Mientras más avanzada y civilizada es una sociedad, donde sus medios de comunicación se hacen más poderosos y se unen en grupos y subgrupos que solo responden a una minoría, a una sola idea o una sola ideología. En un mundo donde todo lo que se ve, se oye o se percibe responde a un orden, a una estructura que todo lo abarca y contiene. Donde las ideas distintas son tomadas como propias de delirantes o extremistas y donde todo lo que se dice es analizado minuciosamente, para luego ser tergiversado y expuesto a la opinión publica (que no es otra cosa que una opinión manipulada por otros “caudillos” de la comunicación), se hace difícil creer que estamos más comunicados. Más bien parece ser que mientras los artefactos, los métodos y la tecnología se hacen más eficientes, la gente menos se “comunica”.

-Comunicación

Comunicar no es simplemente expresar, es más que la palabra y los gestos, más que una mirada. La comunicación es,  o debería ser  el pensamiento hecho realidad. Y esto no es solo un reproche a los monopolios de la información es también un ofensiva deliberada a nosotros mismos, es una autocrítica. Ya que la falta de comunicación también ha sido culpa de nuestra “civilización”, de nuestros prejuicios, de nuestra falta de razón y exceso de ética. “Malo”, “bueno”, “correcto” o “incorrecto” no es más que una idea humana. Y no son más que códigos que se imponen y rotan según las épocas y la política del momento. Lo que ayer fue “malo y perverso” hoy no lo es tanto y viceversa. Gente presuntuosa se cree poseedora de la verdad innegable, pero como la realidad nos es más que un montón de estímulos que llegan a nosotros y que son pasados por un tamiz de selección según interés propio, moral, religión, ideología y hábito, la realidad es siempre subjetiva. Por lo que verdades absolutas no existen. Hay una única verdad absoluta: Y es que no podemos estar absolutamente seguros de nada.

-Libertad de Expresión

Comunicar también implica LIBERTAD. Libertad para decir, hacer y pensar como de la gana (por supuesto que ateniéndose a las consecuencias), sin reservas, ni miedo a el que dirán, sin miedo a sentirme “diferente” o excluido. Y es que normalmente no decimos lo que realmente pensamos, siempre ocultamos la mitad. Escondemos cosas que nos gustaría decir por miedo a la represión, a la censura y a la sanción social. Si la censura solo fuera una cuestión política, un choque de ideas entre grupos de distinta ideología, entonces la censura no es vista más que como un límite que debe ser destruido. Como una provocación a la guerra, un reto que debe ser tomado con entusiasmo y los transgresores son “héroes”. Pero cuando la censura y los reproches provienen de todo y todos los que nos rodean entonces se convierte en pánico, miedo que carcome, terror al “que dirán”.

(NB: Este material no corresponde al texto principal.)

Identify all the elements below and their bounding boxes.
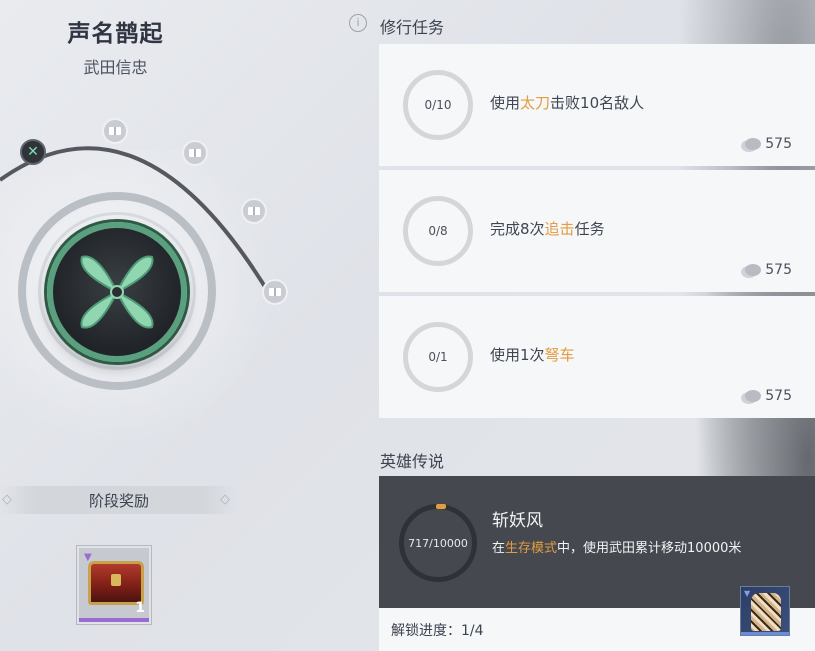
task-reward: 575 (745, 388, 792, 404)
reward-box-icon (269, 288, 281, 296)
coin-icon (745, 390, 762, 402)
task-progress-ring: 0/1 (403, 322, 473, 392)
task-reward: 575 (745, 136, 792, 152)
task-description: 使用太刀击败10名敌人 (490, 94, 645, 112)
stage-node-3[interactable] (182, 140, 208, 166)
reward-box-icon (109, 127, 121, 135)
stage-node-5[interactable] (262, 279, 288, 305)
task-description: 使用1次弩车 (490, 346, 575, 364)
hero-emblem[interactable] (47, 222, 187, 362)
stage-node-2[interactable] (102, 118, 128, 144)
stage-reward-header: ◇ 阶段奖励 ◇ (0, 486, 238, 514)
treasure-chest-icon (88, 561, 144, 605)
stage-reward-label: 阶段奖励 (88, 491, 149, 510)
emblem-x-icon: ✕ (27, 144, 39, 160)
hero-progress-ring: 717/10000 (399, 504, 477, 582)
info-icon[interactable]: i (349, 14, 367, 32)
stage-reward-item[interactable]: ▼ 1 (77, 546, 151, 624)
rarity-bar (741, 632, 789, 635)
coin-icon (745, 138, 762, 150)
tasks-section-title: 修行任务 (380, 18, 445, 37)
jacket-reward-item[interactable]: ▼ (740, 586, 790, 636)
hero-legend-title: 斩妖风 (492, 511, 543, 531)
rarity-mark-icon: ▼ (744, 589, 751, 598)
hero-legend-description: 在生存模式中，使用武田累计移动10000米 (492, 541, 742, 556)
unlock-progress-text: 解锁进度：1/4 (391, 623, 484, 639)
task-progress-ring: 0/10 (403, 70, 473, 140)
task-progress-ring: 0/8 (403, 196, 473, 266)
task-card[interactable]: 0/10 使用太刀击败10名敌人 575 (379, 44, 815, 166)
task-reward: 575 (745, 262, 792, 278)
hero-name: 武田信忠 (83, 58, 148, 77)
reward-box-icon (189, 149, 201, 157)
reward-box-icon (248, 207, 260, 215)
stage-node-1[interactable]: ✕ (20, 139, 46, 165)
hero-section-title: 英雄传说 (380, 452, 445, 471)
rarity-bar (79, 618, 149, 622)
leaf-cross-icon (80, 255, 154, 329)
stage-node-4[interactable] (241, 198, 267, 224)
diamond-icon: ◇ (220, 492, 230, 507)
coin-icon (745, 264, 762, 276)
task-card[interactable]: 0/1 使用1次弩车 575 (379, 296, 815, 418)
task-card[interactable]: 0/8 完成8次追击任务 575 (379, 170, 815, 292)
reward-quantity: 1 (135, 600, 145, 616)
diamond-icon: ◇ (2, 492, 12, 507)
task-description: 完成8次追击任务 (490, 220, 605, 238)
page-title: 声名鹊起 (67, 21, 164, 47)
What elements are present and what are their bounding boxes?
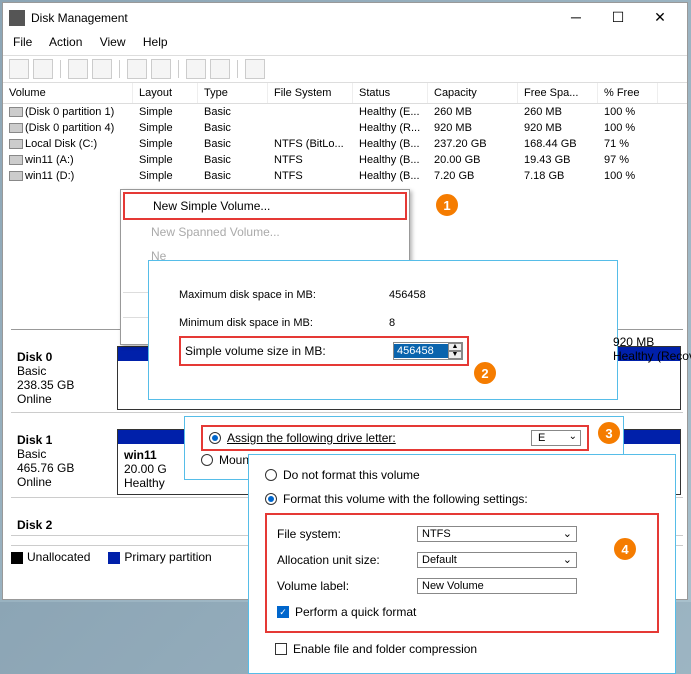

Peor que la censura de los poderosos es la censura por el prejuicio de la mayoría, de los que son semejantes a uno. Y aún peor que la sanción social es la represión de uno mismo por miedo a los demás. Los prejuicios y el miedo a lo extraño destruyen toda posibilidad de comunicación humana verdadera. Cuando lo que decimos no se corresponde con lo que pensamos, por espanto a quedar aislados, lo que se obtiene es más bien una “Incomunicación”. No es posible hablar de comunicación entre personas cuando todo lo que quisiéramos decir y gritar a los cuatro vientos debe ser callado ante la posibilidad de quedar aislados, incomunicados, confinados a una tierra solitaria donde todo mundo nos toma por locos. Enajenados que perturban la divina paz y el orden estructural de una sociedad prejuiciosa.

Por razones justificadas en normas éticas, morales, religiosas, ideológicas o de cualquier otra índole, o simplemente porque no se atiene al “buen gusto” de la mayoría, los alienados se ven expulsados de su propio grupo por haber dicho o hecho algo que a sus compañeros no les gusto. Pero tarde o temprano los excluidos se reúnen y conforman nuevos grupos donde sociabilizar y comunicarse, por su puesto, ahora bajo el régimen y estructura que ellos mismos se imponen. Y quien rompa las nuevas reglas vuelve a la soledad de donde salio, la situación vuelve a ser la misma. Ante ello, “mejor no hablar de ciertas cosas…”

-Tabú

El problema son las estructuras, es el régimen estricto del cual no se puede salir ni hablar más halla de lo que “esta permitido”. Las reglas de un grupo no son impuestas por un acuerdo explícito sino más bien tácito. Donde cada integrante del conjunto acepta las normas generales para poder participar activamente. Ninguno de los “firmantes del contrato” es conciente de esto, sino que aprende y acepta las normas mediante la “prueba y el error”, aplicando el método del ensayo y error hasta dar en el clavo con lo que el grupo quiere de uno. Así uno aprende a “convivir”, también a mentir y ocultar sensaciones y pensamientos. El grupo, al igual que la sociedad, nos da las pautas de lo que esta bien y que esta mal, dueños de la verdad absoluta castigan al que dialoga de lo “que no se debe hablar” y premia a los subordinados, que no solo son fieles al sistema, sino que además se ensalzan de pertenecer al mismo. Y hacen alarde de sus “conducta intachable”.

-El Arte de No Pensar

Disimular y pasar desapercibido es el método de subsistencia de los alienados, decir “lo que no se debe” en el momento más inoportuno les puede costar el aprecio de los demás. Un sabio adagio dice: “El hombre es esclavo de lo que dice y dueño de lo que callas”. Y así obra la mayoría, callan más de lo que dicen.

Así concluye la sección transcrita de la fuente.